We talked about how you can see how words like "freak" or "nonplussed" are being used today thanks to online corpora....
interesting.... what do you think?
---------------
CORPORA: 100-385 million words each: free online access: "ONLINE CORPORA
The following are some of the freely-available linguistic corpora that have been created by Mark Davies, Professor of Corpus Linguistics at Brigham Young University."
This is my favorite:
http://www.americancorpus.org/The corpus is composed of more than 385 million words in more than 150,000 texts, including 20 million words each year from 1990-2008. For each year (and therefore overall, as well), the corpus is evenly divided between the five genres of spoken, fiction, popular magazines, newspapers, and academic journals. The texts come from a variety of sources: -
Spoken: (79 million words) Transcripts of unscripted conversation from more than 150 different TV and radio programs (examples: All Things Considered (NPR), Newshour (PBS), Good Morning America (ABC), Today Show (NBC), 60 Minutes (CBS), Hannity and Colmes (Fox), Jerry Springer, etc). [See notes on the naturalness and authenticity of the language from these transcripts).
-
Fiction: (76 million words) Short stories and plays from literary magazines, children’s magazines, popular magazines, first chapters of first edition books 1990-present, and movie scripts.
-
Popular Magazines: (81 million words) Nearly 100 different magazines, with a good mix (overall, and by year) between specific domains (news, health, home and gardening, women, financial, religion, sports, etc).

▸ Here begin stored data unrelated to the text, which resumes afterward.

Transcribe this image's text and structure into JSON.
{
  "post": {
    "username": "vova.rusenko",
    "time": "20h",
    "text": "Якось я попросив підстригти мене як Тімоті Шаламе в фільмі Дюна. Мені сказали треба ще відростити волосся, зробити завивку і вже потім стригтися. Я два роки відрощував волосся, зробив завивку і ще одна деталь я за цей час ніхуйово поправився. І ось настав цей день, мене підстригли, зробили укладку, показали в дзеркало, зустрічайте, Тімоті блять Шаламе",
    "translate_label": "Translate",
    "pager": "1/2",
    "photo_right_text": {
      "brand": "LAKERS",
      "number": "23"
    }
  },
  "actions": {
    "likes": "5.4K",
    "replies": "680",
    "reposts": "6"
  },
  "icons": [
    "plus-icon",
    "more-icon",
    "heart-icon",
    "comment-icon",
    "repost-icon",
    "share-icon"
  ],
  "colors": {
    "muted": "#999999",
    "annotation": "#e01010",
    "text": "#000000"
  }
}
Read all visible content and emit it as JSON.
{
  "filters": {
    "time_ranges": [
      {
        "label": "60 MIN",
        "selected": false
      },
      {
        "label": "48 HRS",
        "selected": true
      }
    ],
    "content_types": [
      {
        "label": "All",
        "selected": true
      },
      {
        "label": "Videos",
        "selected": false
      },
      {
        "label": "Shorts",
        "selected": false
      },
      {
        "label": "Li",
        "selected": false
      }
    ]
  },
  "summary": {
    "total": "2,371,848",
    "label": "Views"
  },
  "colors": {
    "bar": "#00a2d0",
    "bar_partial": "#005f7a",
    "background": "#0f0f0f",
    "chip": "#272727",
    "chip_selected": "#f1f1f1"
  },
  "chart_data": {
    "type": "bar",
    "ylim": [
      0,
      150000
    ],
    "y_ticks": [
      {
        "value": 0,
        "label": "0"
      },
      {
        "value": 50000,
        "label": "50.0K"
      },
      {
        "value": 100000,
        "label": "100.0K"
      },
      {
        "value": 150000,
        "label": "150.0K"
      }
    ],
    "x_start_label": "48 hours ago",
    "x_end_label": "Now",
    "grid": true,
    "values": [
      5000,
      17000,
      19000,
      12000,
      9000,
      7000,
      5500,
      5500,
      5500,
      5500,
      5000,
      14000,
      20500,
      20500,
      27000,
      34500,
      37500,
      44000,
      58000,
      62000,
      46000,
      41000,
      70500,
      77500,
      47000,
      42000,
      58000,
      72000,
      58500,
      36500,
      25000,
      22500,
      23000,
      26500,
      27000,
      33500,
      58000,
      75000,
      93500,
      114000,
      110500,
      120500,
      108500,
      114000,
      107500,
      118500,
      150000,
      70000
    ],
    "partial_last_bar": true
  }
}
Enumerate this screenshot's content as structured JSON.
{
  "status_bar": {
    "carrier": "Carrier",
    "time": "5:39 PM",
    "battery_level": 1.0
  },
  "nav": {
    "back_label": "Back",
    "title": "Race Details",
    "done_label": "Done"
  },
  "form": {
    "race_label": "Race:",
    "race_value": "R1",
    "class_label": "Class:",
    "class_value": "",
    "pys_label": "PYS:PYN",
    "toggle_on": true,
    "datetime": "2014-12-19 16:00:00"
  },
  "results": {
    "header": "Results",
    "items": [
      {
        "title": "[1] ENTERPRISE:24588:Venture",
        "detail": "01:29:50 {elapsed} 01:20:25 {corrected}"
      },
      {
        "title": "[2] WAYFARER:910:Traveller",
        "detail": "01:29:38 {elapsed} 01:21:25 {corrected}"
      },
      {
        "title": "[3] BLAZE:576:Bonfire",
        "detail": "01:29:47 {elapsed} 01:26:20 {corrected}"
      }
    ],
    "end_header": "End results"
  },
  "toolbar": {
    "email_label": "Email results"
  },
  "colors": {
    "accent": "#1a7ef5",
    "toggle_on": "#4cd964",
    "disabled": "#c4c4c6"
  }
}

A few examples are Time, Men’s Health, Good Housekeeping, Cosmopolitan, Fortune, Christian Century, Sports Illustrated, etc.
-
Newspapers: (76 million words) Ten newspapers from across the US, including: USA Today, New York Times, Atlanta Journal Constitution, San Francisco Chronicle, etc. In most cases, there is a good mix between different sections of the newspaper, such as local news, opinion, sports, financial, etc.
-
Academic Journals: (76 million words) Nearly 100 different peer-reviewed journals. These were selected to cover the entire range of the Library of Congress classification system (e.g. a certain percentage from B (philosophy, psychology, religion), D (world history), K (education), T (technology), etc.), both overall and by number of words per year"